Он возвратил портрет.
— Ну, а у тебя, Матвей, семья, внуки есть?
— Худую ты шутку сшутила, Анна, как отравы приворотной хватил. На какую ни глядел, все ты блазнилась.
— По правде говоря, я думала, в живых нет тебя, — на ее виске билась жилка и мелко дрожало веко. — Ты с белыми ушел…
— Белый, красный, голубой… Кто мог тогда что понять в той мешанине.
— Вот и не было счастья. — Анна подумала вслух.
— Да и тебе его, видно, не лишку тут перепало, — задел он укорливо.
— Сколько было — все мое. — Она как бы очнулась.
— Было, — повторил с обидой. — Зачем, говоришь, сто лет жить? А что я видел? Разве я жил? Мне пожить надо!
— Поздно, Матвей, добрые люди в старое время смертное припасали в эту пору.
Рот его перекосило, задрожала губа:
— Смертное припасали? Припасай! Ложись и складывай руки, а я не хочу. Я назло проживу сто лет — еще семь, а то и восемь ваших пятилеток!
Некстати пришла рыжая баба:
— Матушка, Анна Егоровна, в ножки падать пришла, право слово.
Анна встала:
— Что случилось, Поля?
— Маньку привезли, да за стол без тебя не садятся. Ты уж не побрезгуй, матушка, нами.
— С внуком тебя! Никитой назвали?
— Никитой. — Баба увидела Матвея и смутилась: — Пойду, недосуг, а ты, матушка, будь милостлива.
Баба ушла. Анна открыла ящик комода. «На зубок, должно быть, достает», — подумал он. Она накинула газовый шарфик. Матвей встал.
За воротами сказала:
— Алешу-то зря ты погубил, — и пошла по дороге.

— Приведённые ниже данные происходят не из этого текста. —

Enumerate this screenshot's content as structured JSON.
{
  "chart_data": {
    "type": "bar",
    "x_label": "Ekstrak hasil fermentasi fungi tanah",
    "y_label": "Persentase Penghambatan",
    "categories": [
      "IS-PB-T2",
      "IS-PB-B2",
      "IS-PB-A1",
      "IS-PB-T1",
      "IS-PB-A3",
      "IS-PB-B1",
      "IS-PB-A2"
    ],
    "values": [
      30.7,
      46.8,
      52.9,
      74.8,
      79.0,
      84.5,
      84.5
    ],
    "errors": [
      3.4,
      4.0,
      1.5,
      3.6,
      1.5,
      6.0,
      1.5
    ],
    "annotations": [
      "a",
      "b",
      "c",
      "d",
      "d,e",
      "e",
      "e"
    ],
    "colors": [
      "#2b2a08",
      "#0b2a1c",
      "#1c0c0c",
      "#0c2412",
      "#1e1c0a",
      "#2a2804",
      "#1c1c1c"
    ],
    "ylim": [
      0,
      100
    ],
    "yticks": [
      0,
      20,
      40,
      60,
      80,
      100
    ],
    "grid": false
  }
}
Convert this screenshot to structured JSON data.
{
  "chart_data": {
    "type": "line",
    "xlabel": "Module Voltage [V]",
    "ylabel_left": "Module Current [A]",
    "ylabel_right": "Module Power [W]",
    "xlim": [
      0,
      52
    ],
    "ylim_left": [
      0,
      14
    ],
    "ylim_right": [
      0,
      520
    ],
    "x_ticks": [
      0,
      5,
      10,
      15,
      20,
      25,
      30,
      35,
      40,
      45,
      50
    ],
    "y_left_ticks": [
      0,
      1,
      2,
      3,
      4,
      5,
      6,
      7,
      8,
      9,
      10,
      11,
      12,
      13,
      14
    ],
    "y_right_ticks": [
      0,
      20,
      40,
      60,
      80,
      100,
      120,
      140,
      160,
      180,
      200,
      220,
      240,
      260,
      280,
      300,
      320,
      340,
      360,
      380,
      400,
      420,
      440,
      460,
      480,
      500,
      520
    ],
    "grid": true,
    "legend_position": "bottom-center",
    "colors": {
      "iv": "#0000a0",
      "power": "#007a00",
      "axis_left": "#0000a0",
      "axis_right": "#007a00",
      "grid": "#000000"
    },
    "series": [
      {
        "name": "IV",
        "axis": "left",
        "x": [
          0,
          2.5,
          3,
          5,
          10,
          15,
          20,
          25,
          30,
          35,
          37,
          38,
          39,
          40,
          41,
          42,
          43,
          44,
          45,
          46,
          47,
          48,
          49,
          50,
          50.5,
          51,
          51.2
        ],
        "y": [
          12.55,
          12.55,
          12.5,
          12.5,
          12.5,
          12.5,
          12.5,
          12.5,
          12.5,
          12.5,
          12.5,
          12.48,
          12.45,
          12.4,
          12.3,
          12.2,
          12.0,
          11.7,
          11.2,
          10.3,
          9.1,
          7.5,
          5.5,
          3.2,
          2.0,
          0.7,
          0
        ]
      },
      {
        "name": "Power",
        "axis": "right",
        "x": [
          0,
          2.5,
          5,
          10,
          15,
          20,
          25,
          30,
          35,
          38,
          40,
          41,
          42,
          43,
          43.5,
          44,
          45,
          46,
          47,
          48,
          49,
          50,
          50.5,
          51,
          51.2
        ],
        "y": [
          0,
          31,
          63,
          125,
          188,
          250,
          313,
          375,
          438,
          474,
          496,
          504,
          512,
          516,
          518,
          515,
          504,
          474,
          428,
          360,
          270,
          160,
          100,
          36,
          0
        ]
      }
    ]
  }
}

Он задами спустился к реке, берегом, вдоль обрыва, поднялся на взгорок, где когда-то отец осадил Каурого. Поглядел за реку. Там дымила труба маслозавода и синел Касьянов бор.
Поясница набрякла болью. Руки, ноги — все ныло. Проклятый медведь. Часы дразнили: зря-ты, зря-ты, зря-ты… Кто-то позвонил. Потом еще. Хотел встать и не мог. Простучали каблуки и стихли — Настя-почтальонша пенсию приносила. Торопится — четверо ребят дома. Напоить-накормить, обуть-одеть… Пропадут деньги… Ах, господи, своей бы рукой отдать: это, мол, ребятишкам… Никто и не вспомнит. Глаза прикрыть некому… Часы бьют… Нет, колокол звонит… Сверкает излучиной река, чайка над ней… Щука сыграла в затоне… Аннушка смеется: «Зачем теперь деньги?..» В дверь стучат — Настя вернулась…
Шеф прибивал звездочку.
ТАВОЛГА
Наступила городская весна, затяжная и холодная, с мелкими дождями, грязным снегом на улицах, обнажила задымленные горы с прибитым к мертвой траве темным листом. И Костя Скрипачев затосковал. Он сравнивал себя с журавлем, привязанным за ногу к колышку, не взлететь, сколько бы ни махал крыльями, можно только ходить, насколько позволяет веревка, и смотреть в печальное небо. Никогда еще ему так не хотелось уехать. И никогда еще не был он так нерешителен.